BC Wildfire Risk Prediciton Time-Series Dataset: 2002–2023
Keywords: Wildfire, British Columbia, Benchmark, Deep Learning
Abstract. Wildfires are longstanding natural phenomena with significant impacts on ecosystems and communities. In recent years, Canada has experienced particularly severe wildfire effects, especially in British Columbia (BC), which has endured prolonged and impactful wildfire events. However, there is currently no specialized wildfire time-series dataset for BC that considers long-term temporal sequences and multiple driving factors, which are essential for data-driven approaches. To facilitate future research on data-driven wildfire risk and spread prediction, we have developed a dataset covering the entire BC province, encompassing 683 wildfire events from 2002–2023 at 500m resolution with daily observations.
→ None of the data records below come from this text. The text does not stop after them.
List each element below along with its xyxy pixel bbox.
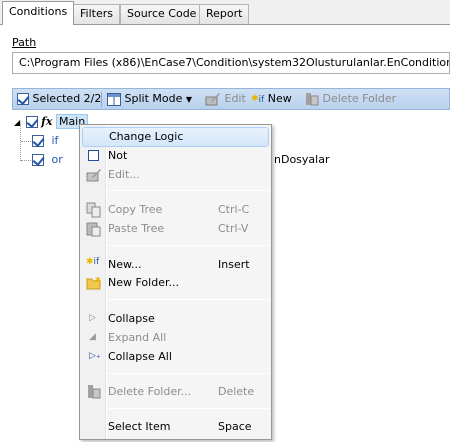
- split-mode-button[interactable]: Split Mode ▼: [107, 91, 192, 108]
- tree-line: [21, 160, 31, 161]
- menu-item-not[interactable]: Not: [82, 146, 269, 166]
- tab-filters-label: Filters: [80, 7, 113, 20]
- edit-button[interactable]: Edit: [205, 91, 246, 108]
- menu-item-label: Paste Tree: [108, 222, 165, 235]
- copy-icon: [86, 202, 102, 218]
- tree-node-main[interactable]: ◢ fx Main: [14, 113, 89, 130]
- tab-source-code[interactable]: Source Code: [120, 4, 204, 24]
- menu-item-label: Not: [108, 149, 128, 162]
- edit-label: Edit: [224, 92, 246, 105]
- menu-item-new[interactable]: ✱if New... Insert: [82, 255, 269, 275]
- selected-button[interactable]: Selected 2/2: [17, 91, 101, 108]
- tree-node-if[interactable]: if: [32, 132, 58, 149]
- menu-item-label: Expand All: [108, 331, 167, 344]
- new-prefix: if: [258, 95, 265, 105]
- tab-strip: Conditions Filters Source Code Report: [0, 0, 450, 25]
- menu-item-collapse-all[interactable]: ▷₊ Collapse All: [82, 347, 269, 367]
- tab-report[interactable]: Report: [199, 4, 250, 24]
- menu-item-label: Edit...: [108, 168, 140, 181]
- menu-item-shortcut: Delete: [218, 385, 255, 398]
- tree-node-if-label: if: [51, 134, 59, 147]
- menu-item-edit[interactable]: Edit...: [82, 165, 269, 185]
- menu-item-change-logic[interactable]: Change Logic: [82, 127, 269, 147]
- menu-separator: [108, 408, 269, 409]
- menu-item-shortcut: Ctrl-V: [218, 222, 249, 235]
- menu-item-label: New Folder...: [108, 276, 179, 289]
- menu-item-label: Copy Tree: [108, 203, 163, 216]
- tab-report-label: Report: [206, 7, 243, 20]
- split-mode-icon: [107, 92, 121, 106]
- path-label-text: Path: [12, 36, 37, 49]
- menu-item-shortcut: Insert: [218, 258, 250, 271]
- new-label: New: [267, 92, 292, 105]
- menu-item-new-folder[interactable]: ✱ New Folder...: [82, 273, 269, 293]
- menu-item-paste-tree[interactable]: Paste Tree Ctrl-V: [82, 219, 269, 239]
- collapse-triangle-icon: ▷: [89, 313, 96, 323]
- menu-separator: [108, 245, 269, 246]
- tree-node-or-tail: nDosyalar: [274, 153, 330, 166]
- delete-folder-button[interactable]: Delete Folder: [305, 91, 396, 108]
- checkbox-icon: [17, 93, 29, 105]
- svg-text:✱: ✱: [95, 276, 101, 284]
- menu-separator: [108, 190, 269, 191]
- collapse-arrow-icon[interactable]: ◢: [14, 118, 20, 127]
- delete-folder-icon: [306, 93, 319, 106]
- edit-icon: [86, 167, 102, 183]
- menu-item-copy-tree[interactable]: Copy Tree Ctrl-C: [82, 200, 269, 220]
- menu-item-label: Collapse: [108, 312, 155, 325]
- path-label: Path: [12, 36, 36, 49]
- checkbox-icon[interactable]: [32, 135, 44, 147]
- chevron-down-icon[interactable]: ▼: [186, 95, 192, 104]
- menu-item-label: New...: [108, 258, 142, 271]
- menu-item-shortcut: Space: [218, 420, 252, 433]
- checkbox-icon[interactable]: [32, 154, 44, 166]
- tab-conditions[interactable]: Conditions: [2, 1, 75, 25]
- menu-item-collapse[interactable]: ▷ Collapse: [82, 309, 269, 329]
- toolbar: Selected 2/2 Split Mode ▼ Edit ✱if New D…: [12, 88, 450, 110]
- menu-item-shortcut: Ctrl-C: [218, 203, 250, 216]
- tree-line: [21, 141, 31, 142]
- tab-filters[interactable]: Filters: [73, 4, 120, 24]
- context-menu: Change Logic Not Edit... Copy Tree Ctrl-…: [79, 124, 272, 440]
- menu-item-label: Collapse All: [108, 350, 172, 363]
- tree-node-or[interactable]: or: [32, 151, 63, 168]
- tree-node-or-label: or: [51, 153, 63, 166]
- path-input[interactable]: C:\Program Files (x86)\EnCase7\Condition…: [12, 52, 450, 74]
- not-checkbox-icon: [86, 148, 102, 164]
- menu-item-label: Delete Folder...: [108, 385, 192, 398]
- toolbar-separator: [101, 92, 102, 107]
- collapse-all-icon: ▷₊: [89, 351, 101, 361]
- tree-node-or-text: nDosyalar: [274, 151, 329, 168]
- delete-folder-icon: [86, 384, 102, 400]
- menu-item-label: Change Logic: [109, 130, 184, 143]
- function-icon: fx: [41, 115, 53, 128]
- delete-folder-label: Delete Folder: [322, 92, 397, 105]
- menu-item-label: Select Item: [108, 420, 171, 433]
- paste-icon: [86, 221, 102, 237]
- path-input-value: C:\Program Files (x86)\EnCase7\Condition…: [19, 56, 450, 69]
- edit-icon: [205, 93, 220, 106]
- checkbox-icon[interactable]: [25, 116, 38, 128]
- new-folder-icon: ✱: [86, 275, 102, 291]
- new-star-icon: ✱if: [86, 257, 100, 267]
- menu-item-delete-folder[interactable]: Delete Folder... Delete: [82, 382, 269, 402]
- split-mode-label: Split Mode: [124, 92, 183, 105]
- new-star-icon: ✱: [251, 94, 259, 104]
- menu-separator: [108, 373, 269, 374]
- menu-separator: [108, 299, 269, 300]
- selected-label: Selected 2/2: [32, 92, 102, 105]
- tab-conditions-label: Conditions: [9, 5, 68, 18]
- expand-all-icon: ◢: [89, 332, 96, 342]
- tab-source-code-label: Source Code: [127, 7, 197, 20]
- new-button[interactable]: ✱if New: [251, 91, 292, 108]
- menu-item-select-item[interactable]: Select Item Space: [82, 417, 269, 437]
- menu-item-expand-all[interactable]: ◢ Expand All: [82, 328, 269, 348]
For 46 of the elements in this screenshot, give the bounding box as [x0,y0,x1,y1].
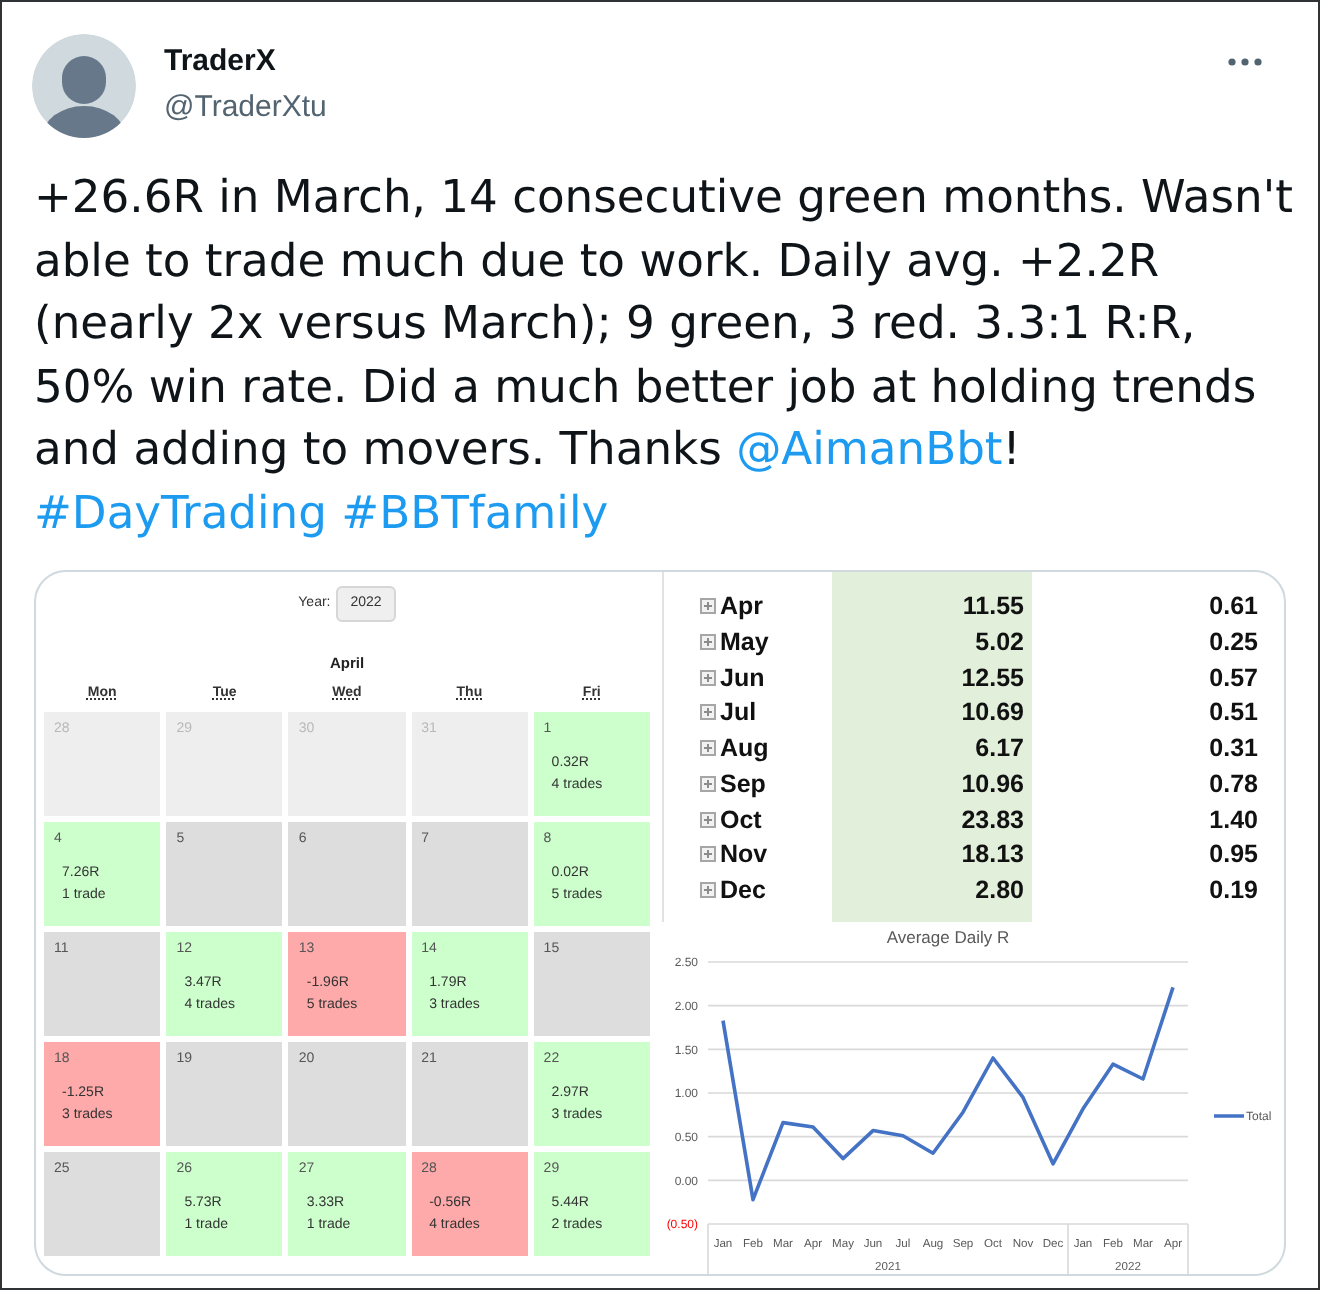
table-cell-text: 0.51 [1209,696,1258,731]
expand-icon [700,669,716,686]
table-cell-text: 5.02 [975,626,1024,660]
table-cell-text: 1.40 [1209,803,1258,837]
more-icon[interactable] [1228,58,1262,66]
expand-icon [700,598,716,615]
table-cell-text: 0.25 [1209,626,1258,660]
chart-title: Average Daily R [886,926,1010,947]
author-handle: @TraderXtu [164,88,327,128]
table-cell-text: 0.57 [1209,661,1258,696]
row-label: Jun [720,661,765,696]
row-label: Aug [720,732,769,766]
table-cell-text: 6.17 [975,732,1024,766]
row-label: Oct [720,803,762,837]
table-cell-text: 23.83 [961,803,1024,837]
expand-icon [700,811,716,828]
hashtag-link[interactable]: #DayTrading [34,487,327,540]
row-label: May [720,626,769,660]
row-label: Apr [720,590,764,625]
table-cell-text: 0.78 [1209,767,1258,802]
expand-icon [700,775,716,792]
expand-icon [700,881,716,898]
expand-icon [700,704,716,721]
tweet-text: +26.6R in March, 14 consecutive green months. Wasn't able to trade much due to work. Daily avg. +2.2R (nearly 2x versus March); 9 green, 3 red. 3.3:1 R:R, 50% win rate. Did a much better job at holding trends and adding to movers. Thanks @AimanBbt! [34,170,1295,481]
table-cell-text: 0.31 [1209,732,1258,766]
table-cell-text: 18.13 [961,838,1024,873]
table-cell-text: 12.55 [961,661,1024,696]
table-cell-text: 0.19 [1209,873,1258,908]
table-cell-text: 10.96 [961,767,1024,802]
author-name: TraderX [164,42,276,82]
expand-icon [700,634,716,651]
table-cell-text: 2.80 [975,873,1024,908]
expand-icon [700,740,716,757]
row-label: Dec [720,873,766,908]
table-cell-text: 11.55 [962,590,1024,625]
table-cell-text: 10.69 [961,696,1024,731]
row-label: Sep [720,767,766,802]
table-cell-text: 0.95 [1209,838,1258,873]
row-label: Nov [720,838,768,873]
row-label: Jul [720,696,757,731]
expand-icon [700,846,716,863]
table-cell-text: 0.61 [1209,590,1258,625]
hashtag-link[interactable]: #BBTfamily [341,487,609,540]
avatar-icon [32,34,136,138]
mention-link[interactable]: @AimanBbt [736,424,1003,477]
legend-marker-icon [1214,1113,1244,1117]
For each wildfire event, the dataset includes 20 driving factors, including vegetation status, meteorological factors, human activities, topographical features, and active fire detection. Based on this benchmark and similar datasets from other regions, we compared multiple deep learning models, including CNN-based, Transformer-based, and Mamba-based architectures, to explore the effectiveness of existing deep learning models in wildfire risk prediction. We found that model F1 scores were below 0.6, indicating that this new dataset presents a challenging non-linear modeling scenario that requires more advanced and tailor-designed deep learning models to improve wildfire risk prediction accuracy.